The Kairos Blanket Exercise was facilitated by Jodi Vander Heide-Buswa who, with over six years of experience, has led over 20 blanket exercises. She provided participants with an immersive journey through the complex relationship between Indigenous and non-Indigenous peoples in Canada.
The program was created in response to the 1996 report of the Royal Commission on Aboriginal Peoples and has been used for over 20 years as a teaching tool across Canada.
Kairos Canada explains, “The blanket exercise is based on using Indigenous methodologies and the goal is to build understanding about our shared history as Indigenous and non-Indigenous peoples in Canada by walking through pre-contact, treaty-making, colonization, and resistance.
“Everyone is actively involved as they step onto blankets that represent the land and into the roles of First Nations, Inuit, and later Métis peoples.
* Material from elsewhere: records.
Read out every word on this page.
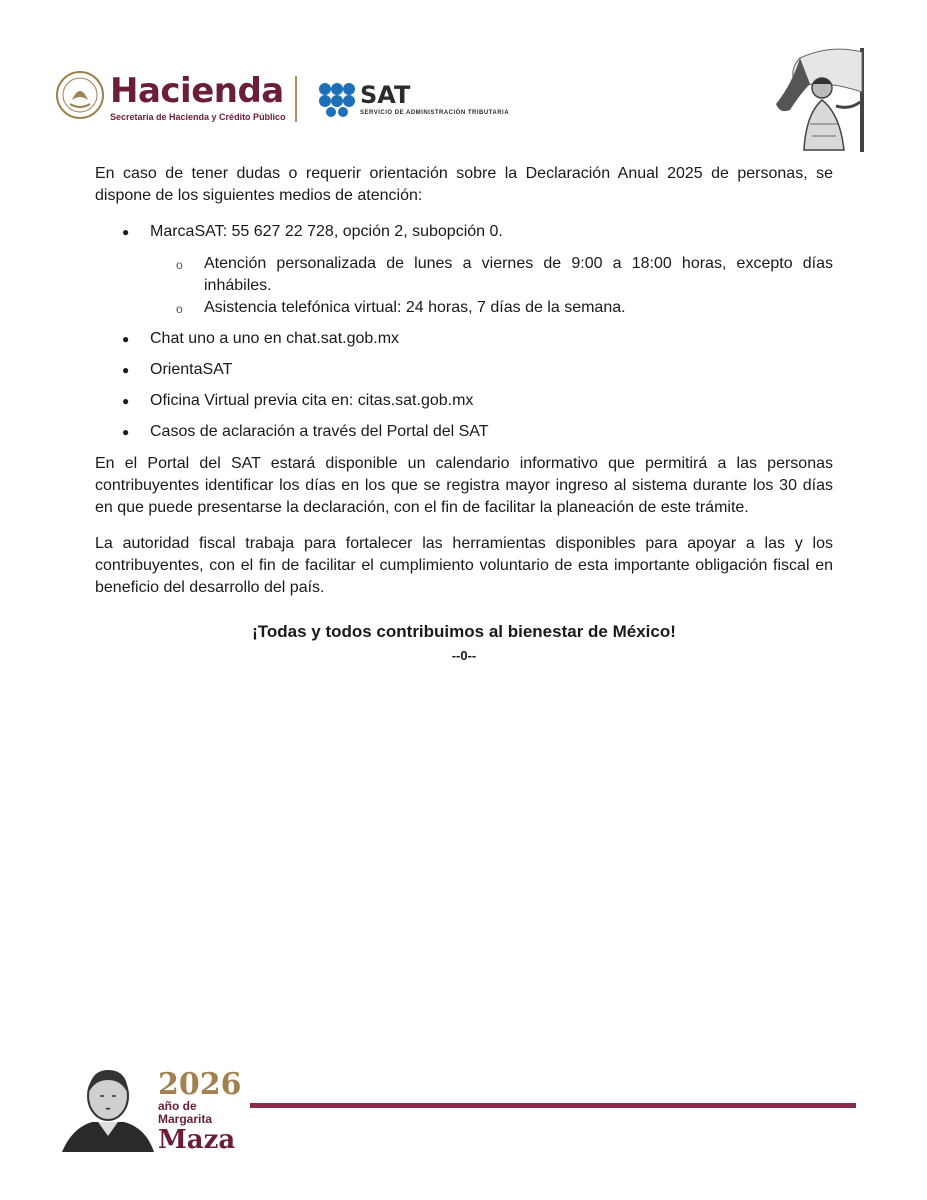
Hacienda
Secretaría de Hacienda y Crédito Público
SAT
SERVICIO DE ADMINISTRACIÓN TRIBUTARIA

En caso de tener dudas o requerir orientación sobre la Declaración Anual 2025 de personas, se dispone de los siguientes medios de atención:

● MarcaSAT: 55 627 22 728, opción 2, subopción 0.
o Atención personalizada de lunes a viernes de 9:00 a 18:00 horas, excepto días inhábiles.
o Asistencia telefónica virtual: 24 horas, 7 días de la semana.
● Chat uno a uno en chat.sat.gob.mx
● OrientaSAT
● Oficina Virtual previa cita en: citas.sat.gob.mx
● Casos de aclaración a través del Portal del SAT

En el Portal del SAT estará disponible un calendario informativo que permitirá a las personas contribuyentes identificar los días en los que se registra mayor ingreso al sistema durante los 30 días en que puede presentarse la declaración, con el fin de facilitar la planeación de este trámite.

La autoridad fiscal trabaja para fortalecer las herramientas disponibles para apoyar a las y los contribuyentes, con el fin de facilitar el cumplimiento voluntario de esta importante obligación fiscal en beneficio del desarrollo del país.

¡Todas y todos contribuimos al bienestar de México!
--0--
2026
año de
Margarita
Maza
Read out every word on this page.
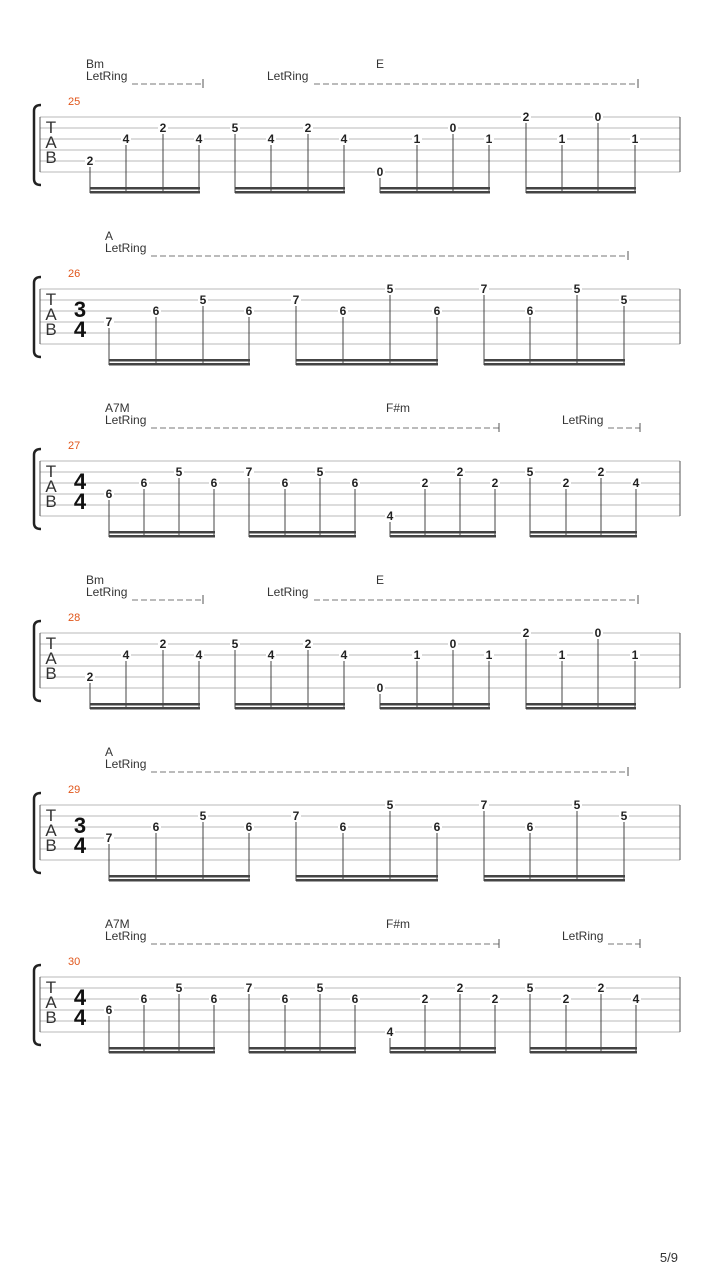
T
A
B
25
Bm	E
LetRing	LetRing
2
4
2
4
5
4
2
4
0
1
0
1
2
1
0
1
T
A
B
26
3
4
A
LetRing
7
6
5
6
7
6
5
6
7
6
5
5
T
A
B
27
4
4
A7M	F#m
LetRing	LetRing
6
6
5
6
7
6
5
6
4
2
2
2
5
2
2
4
T
A
B
28
Bm	E
LetRing	LetRing
2
4
2
4
5
4
2
4
0
1
0
1
2
1
0
1
T
A
B
29
3
4
A
LetRing
7
6
5
6
7
6
5
6
7
6
5
5
T
A
B
30
4
4
A7M	F#m
LetRing	LetRing
6
6
5
6
7
6
5
6
4
2
2
2
5
2
2
4
5/9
By engaging on an emotional and intellectual level, the blanket exercise effectively educates and increases empathy.”
As the exercise progressed, the physical space and the blankets were systematically reduced to represent the historical impacts of colonization, including the loss of traditional lands, the residential school system, and ongoing challenges facing Indigenous communities.
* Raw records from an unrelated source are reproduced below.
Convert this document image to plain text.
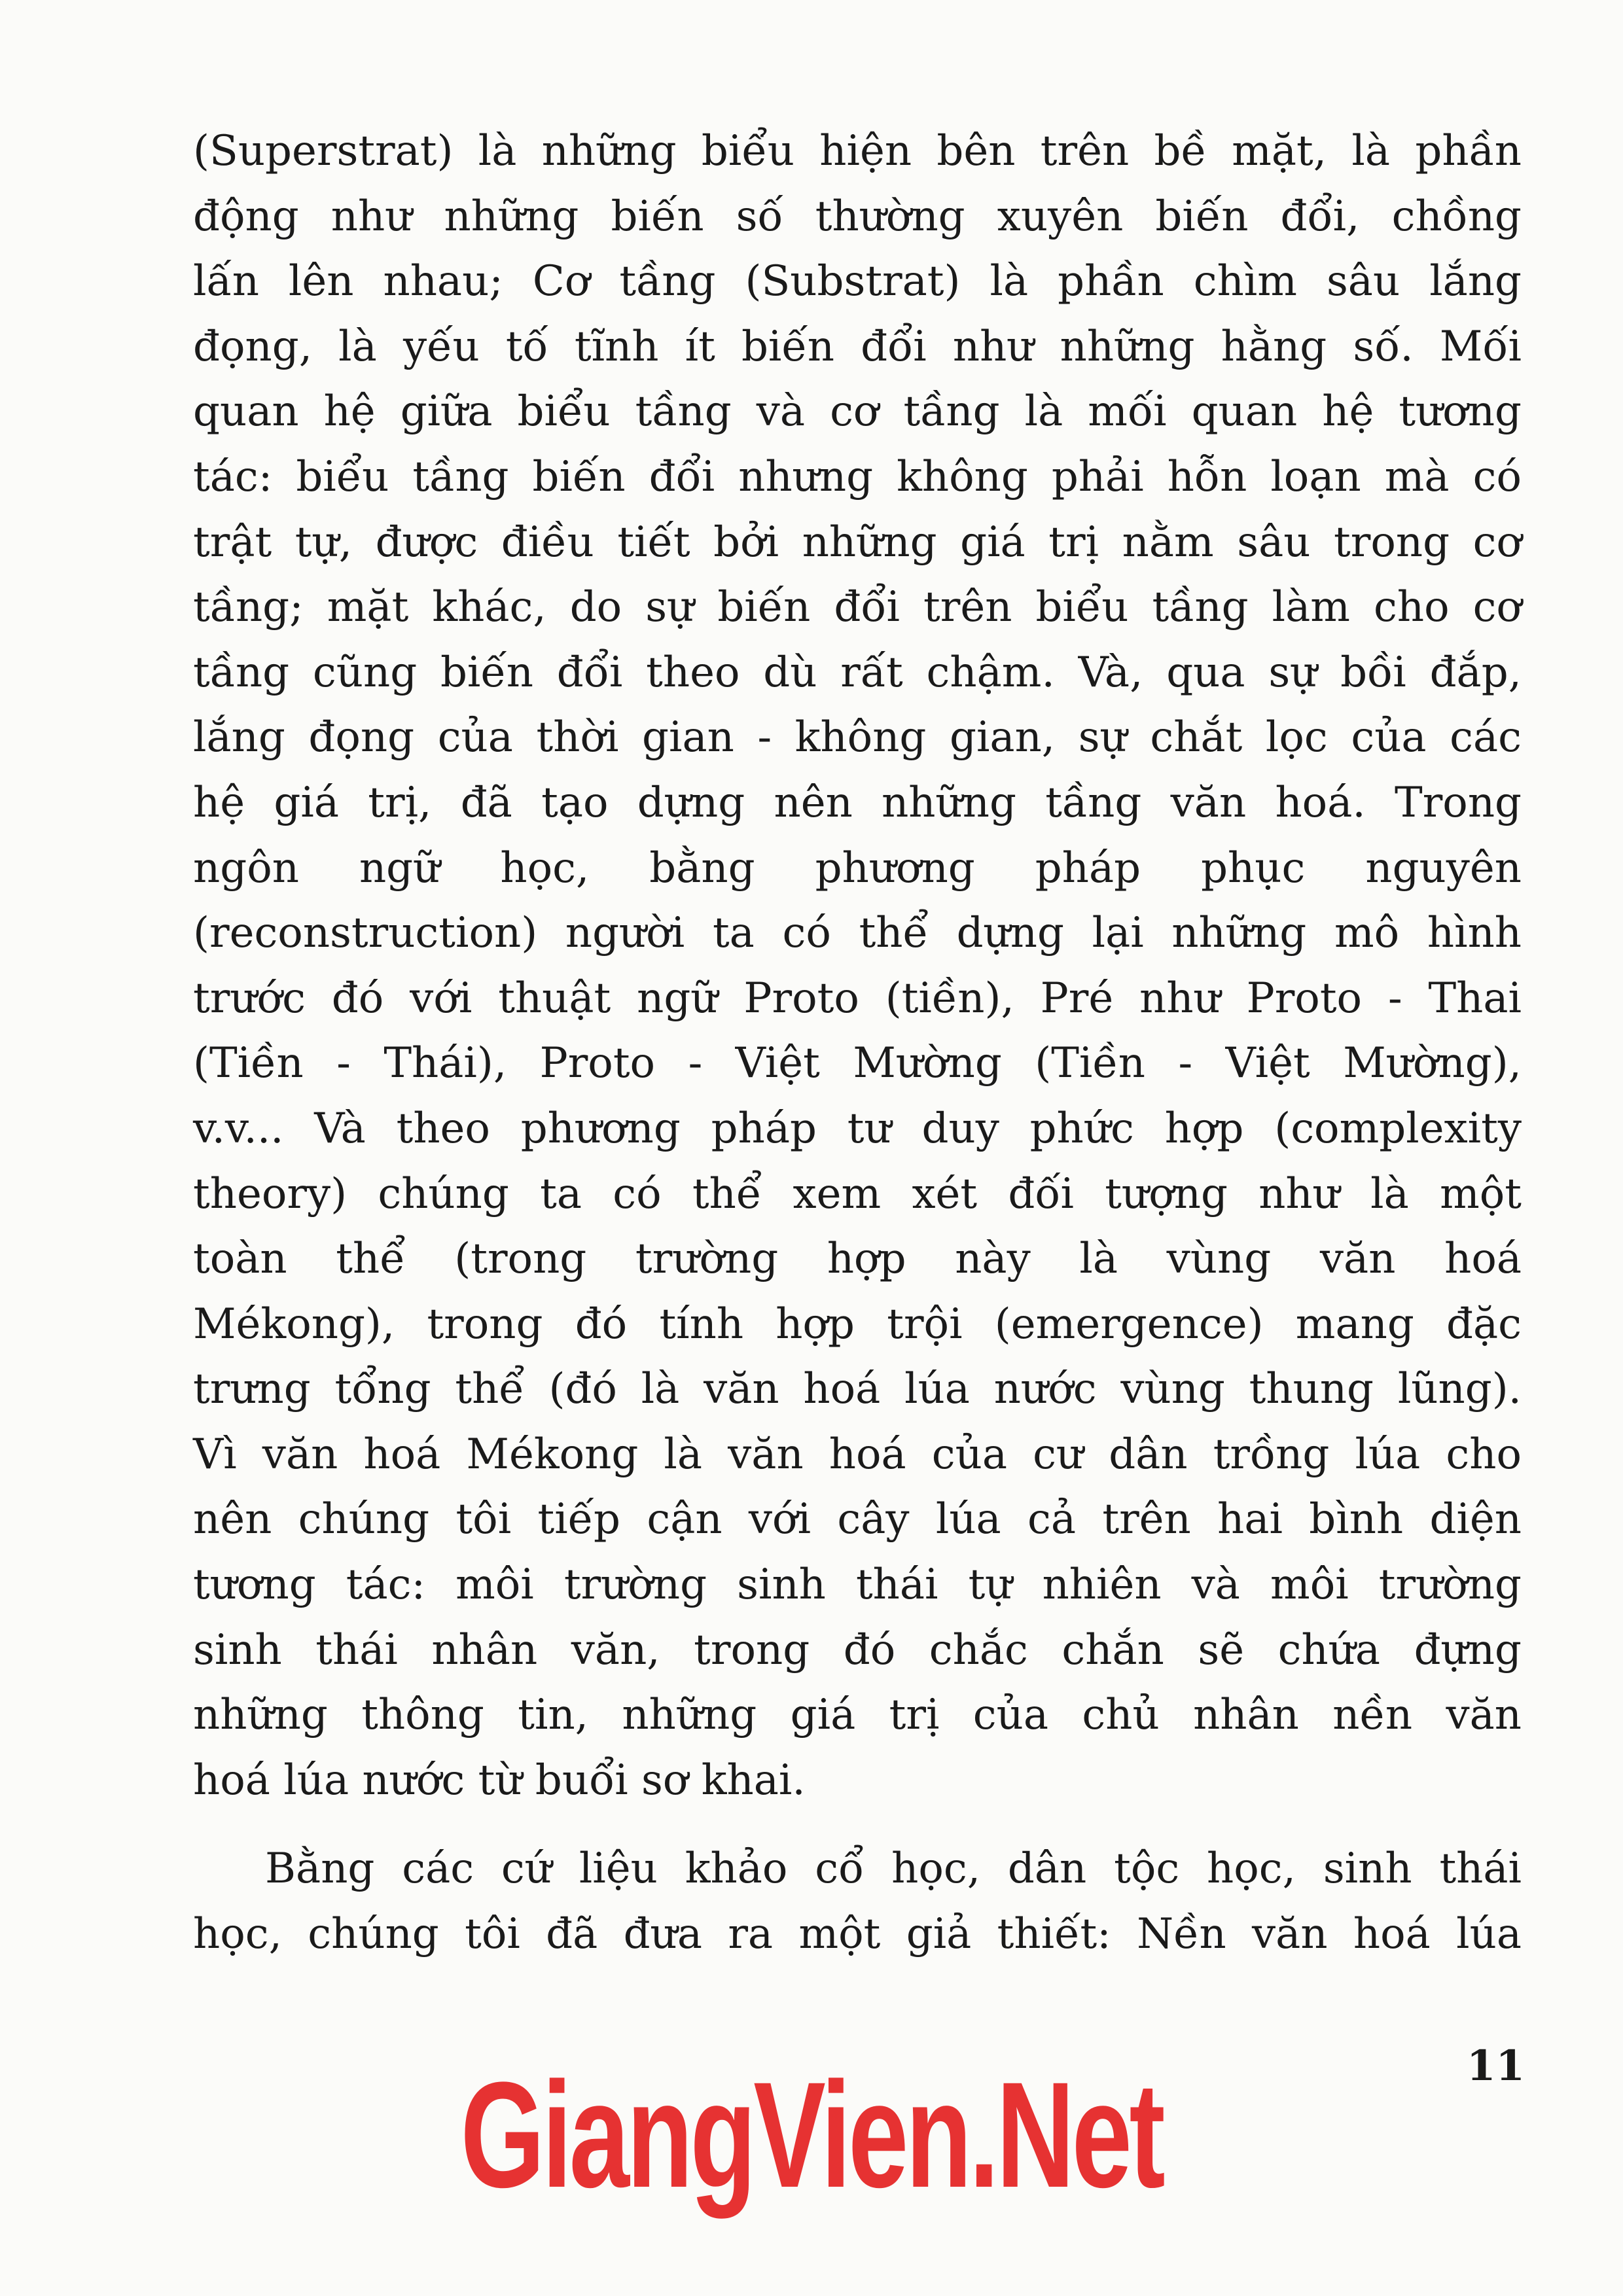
(Superstrat) là những biểu hiện bên trên bề mặt, là phần
động như những biến số thường xuyên biến đổi, chồng
lấn lên nhau; Cơ tầng (Substrat) là phần chìm sâu lắng
đọng, là yếu tố tĩnh ít biến đổi như những hằng số. Mối
quan hệ giữa biểu tầng và cơ tầng là mối quan hệ tương
tác: biểu tầng biến đổi nhưng không phải hỗn loạn mà có
trật tự, được điều tiết bởi những giá trị nằm sâu trong cơ
tầng; mặt khác, do sự biến đổi trên biểu tầng làm cho cơ
tầng cũng biến đổi theo dù rất chậm. Và, qua sự bồi đắp,
lắng đọng của thời gian - không gian, sự chắt lọc của các
hệ giá trị, đã tạo dựng nên những tầng văn hoá. Trong
ngôn ngữ học, bằng phương pháp phục nguyên
(reconstruction) người ta có thể dựng lại những mô hình
trước đó với thuật ngữ Proto (tiền), Pré như Proto - Thai
(Tiền - Thái), Proto - Việt Mường (Tiền - Việt Mường),
v.v... Và theo phương pháp tư duy phức hợp (complexity
theory) chúng ta có thể xem xét đối tượng như là một
toàn thể (trong trường hợp này là vùng văn hoá
Mékong), trong đó tính hợp trội (emergence) mang đặc
trưng tổng thể (đó là văn hoá lúa nước vùng thung lũng).
Vì văn hoá Mékong là văn hoá của cư dân trồng lúa cho
nên chúng tôi tiếp cận với cây lúa cả trên hai bình diện
tương tác: môi trường sinh thái tự nhiên và môi trường
sinh thái nhân văn, trong đó chắc chắn sẽ chứa đựng
những thông tin, những giá trị của chủ nhân nền văn
hoá lúa nước từ buổi sơ khai.
Bằng các cứ liệu khảo cổ học, dân tộc học, sinh thái
học, chúng tôi đã đưa ra một giả thiết: Nền văn hoá lúa
11
GiangVien.Net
Vander Heide-Buswa shares that one of the most powerful components of the exercise is the “take away.” This moment of the workshop involves participants having a baby doll they were holding taken away to experience viscerally the “60s Scoop,” where Indigenous children were taken from their parents.
One of the participants summed it up by stating, ”When they started removing blankets and asking people to step off, representing the loss of traditional territories, it became very real, very quickly.”
As the afternoon wound down and Vander Heide-Buswa was asked what the most common thing she hears is during this exercise, she said without hesitation, “We weren’t taught this in school.”